We can try the model on another video where the aircraft visibility is lower to see if the model can still detect them.
This is an example of a video annotated with YOLOv8 detections on a F22 presentation video. The model performed relatively well in detecting the aircraft in the video, but it encountered difficulties in correctly classifying the aircraft. It seems that the model confused the F22 with other aircraft, notably the F35. This may be due to similarities in the visual characteristics of the aircraft or variations in the training data.

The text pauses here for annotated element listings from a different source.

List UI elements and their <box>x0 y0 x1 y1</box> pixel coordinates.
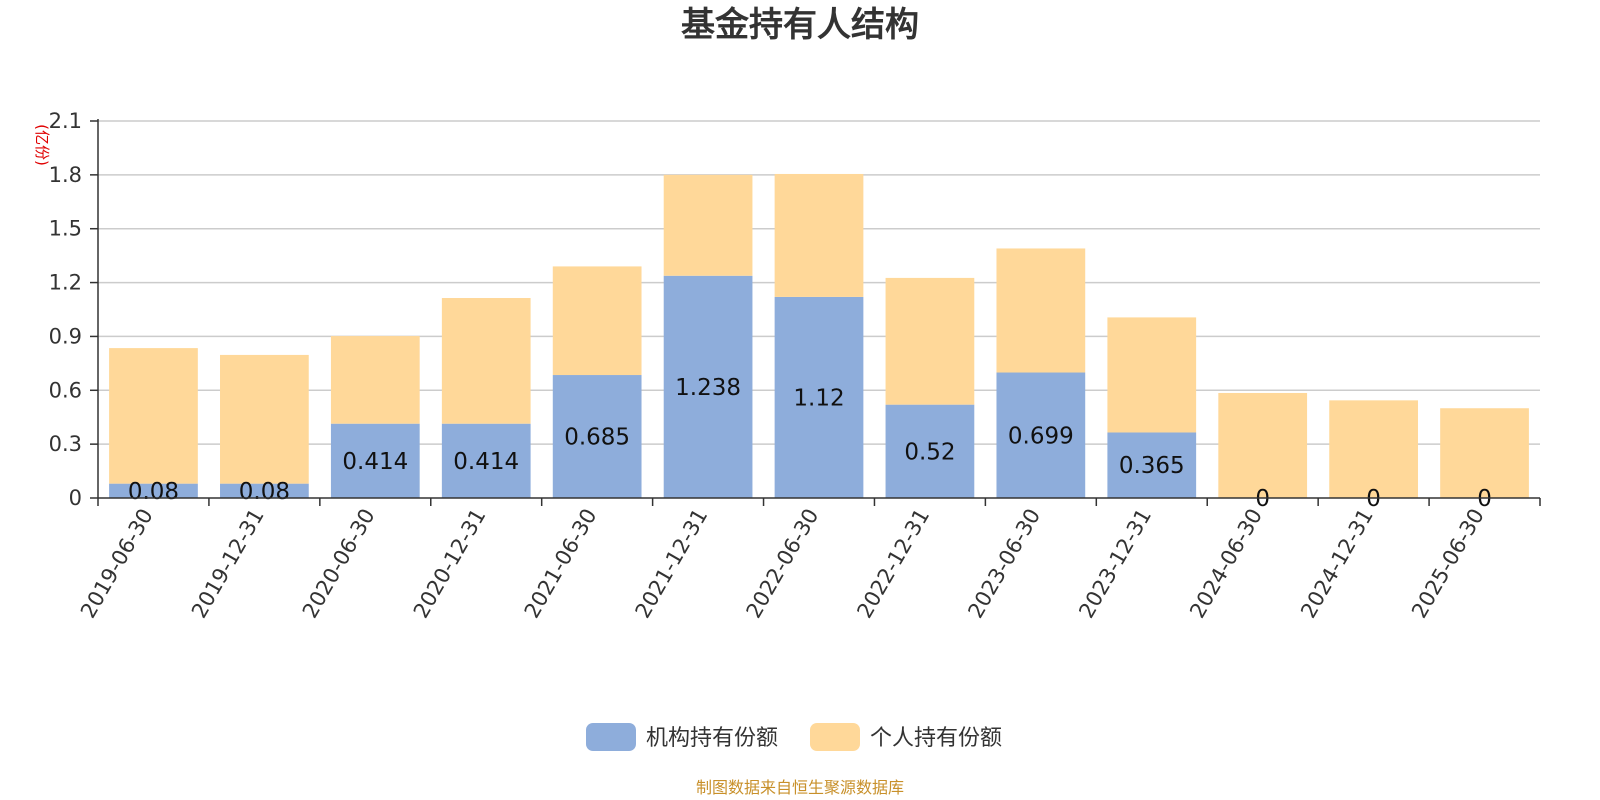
data-label-institutional: 0.414 <box>342 449 408 475</box>
data-label-institutional: 1.12 <box>793 385 844 411</box>
data-label-institutional: 0.685 <box>564 425 630 451</box>
y-tick-label: 0.3 <box>49 432 82 456</box>
y-axis: 0 0.3 0.6 0.9 1.2 1.5 1.8 2.1(亿份) <box>33 109 99 510</box>
y-tick-label: 2.1 <box>49 109 82 133</box>
y-tick-label: 1.5 <box>49 217 82 241</box>
bar-individual[interactable] <box>109 348 198 484</box>
bar-institutional[interactable] <box>996 372 1086 498</box>
x-tick-label: 2020-12-31 <box>409 505 491 623</box>
bars <box>109 173 1529 498</box>
x-tick-label: 2019-12-31 <box>187 505 269 623</box>
y-tick-label: 1.2 <box>49 271 82 295</box>
bar-individual[interactable] <box>1329 400 1418 498</box>
legend-swatch[interactable] <box>810 723 860 751</box>
bar-institutional[interactable] <box>774 296 864 498</box>
data-label-institutional: 1.238 <box>675 375 741 401</box>
bar-individual[interactable] <box>441 298 531 424</box>
data-label-institutional: 0.414 <box>453 449 519 475</box>
data-label-institutional: 0.365 <box>1119 453 1185 479</box>
x-tick-label: 2024-12-31 <box>1296 505 1378 623</box>
x-tick-label: 2019-06-30 <box>76 505 158 623</box>
data-label-institutional: 0.08 <box>128 479 179 505</box>
data-label-institutional: 0 <box>1366 486 1381 512</box>
bar-individual[interactable] <box>885 277 975 405</box>
data-labels: 0.08 0.08 0.414 0.414 0.685 1.238 1.12 0.52 0.69… <box>128 375 1492 512</box>
bar-individual[interactable] <box>1107 317 1197 433</box>
x-tick-label: 2023-06-30 <box>963 505 1045 623</box>
y-tick-label: 0.9 <box>49 324 82 348</box>
y-axis-unit: (亿份) <box>33 124 51 166</box>
y-tick-label: 0 <box>69 486 82 510</box>
bar-institutional[interactable] <box>220 483 309 498</box>
x-tick-label: 2025-06-30 <box>1407 505 1489 623</box>
bar-individual[interactable] <box>1218 392 1308 498</box>
bar-institutional[interactable] <box>109 483 198 498</box>
x-tick-label: 2021-12-31 <box>631 505 713 623</box>
x-tick-label: 2023-12-31 <box>1074 505 1156 623</box>
legend-swatch[interactable] <box>586 723 636 751</box>
bar-institutional[interactable] <box>663 275 753 498</box>
bar-individual[interactable] <box>552 266 642 376</box>
data-label-institutional: 0.08 <box>239 479 290 505</box>
legend-item-label[interactable]: 个人持有份额 <box>870 726 1002 751</box>
x-axis: 2019-06-30 2019-12-31 2020-06-30 2020-12-31… <box>76 497 1541 623</box>
bar-institutional[interactable] <box>552 375 642 498</box>
chart-title: 基金持有人结构 <box>681 5 919 45</box>
x-tick-label: 2021-06-30 <box>520 505 602 623</box>
legend[interactable]: 机构持有份额 个人持有份额 <box>586 723 1002 751</box>
bar-individual[interactable] <box>996 248 1086 373</box>
data-label-institutional: 0 <box>1255 486 1270 512</box>
y-tick-label: 0.6 <box>49 378 82 402</box>
bar-individual[interactable] <box>220 354 309 484</box>
x-tick-label: 2024-06-30 <box>1185 505 1267 623</box>
bar-individual[interactable] <box>774 173 864 297</box>
source-note: 制图数据来自恒生聚源数据库 <box>696 778 904 797</box>
bar-individual[interactable] <box>330 336 420 424</box>
bar-institutional[interactable] <box>885 404 975 498</box>
bar-institutional[interactable] <box>330 423 420 498</box>
x-tick-label: 2022-12-31 <box>852 505 934 623</box>
x-tick-label: 2022-06-30 <box>742 505 824 623</box>
data-label-institutional: 0.52 <box>904 439 955 465</box>
bar-individual[interactable] <box>1440 408 1529 498</box>
x-tick-label: 2020-06-30 <box>298 505 380 623</box>
bar-institutional[interactable] <box>441 423 531 498</box>
legend-item-label[interactable]: 机构持有份额 <box>646 726 778 751</box>
y-tick-label: 1.8 <box>49 163 82 187</box>
data-label-institutional: 0.699 <box>1008 423 1074 449</box>
bar-institutional[interactable] <box>1107 432 1197 498</box>
bar-individual[interactable] <box>663 174 753 276</box>
data-label-institutional: 0 <box>1477 486 1492 512</box>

By looking at the results of the model on the videos, we can see that the model is capable of detecting aircraft in videos, but it could be better by hadding a temporal component to the model to improve the tracking of the aircraft, so the model can better understand the context of the video and track the aircraft more accurately, by looking at the previous probabilities of the classes.
Conclusion
In this project, I used a YOLOv8 model to detect and classify military aircraft in images and videos. The model was trained on a dataset containing 14,500 images of military aircraft, with detailed annotations for each image.
After training and validation, the model demonstrated strong performance in terms of precision and recall, with high scores for most aircraft classes. The tests on real images and videos also showed that the model is capable of detecting aircraft under various conditions, although it may sometimes face challenges with partially hidden aircraft or when they are captured from unusual angles.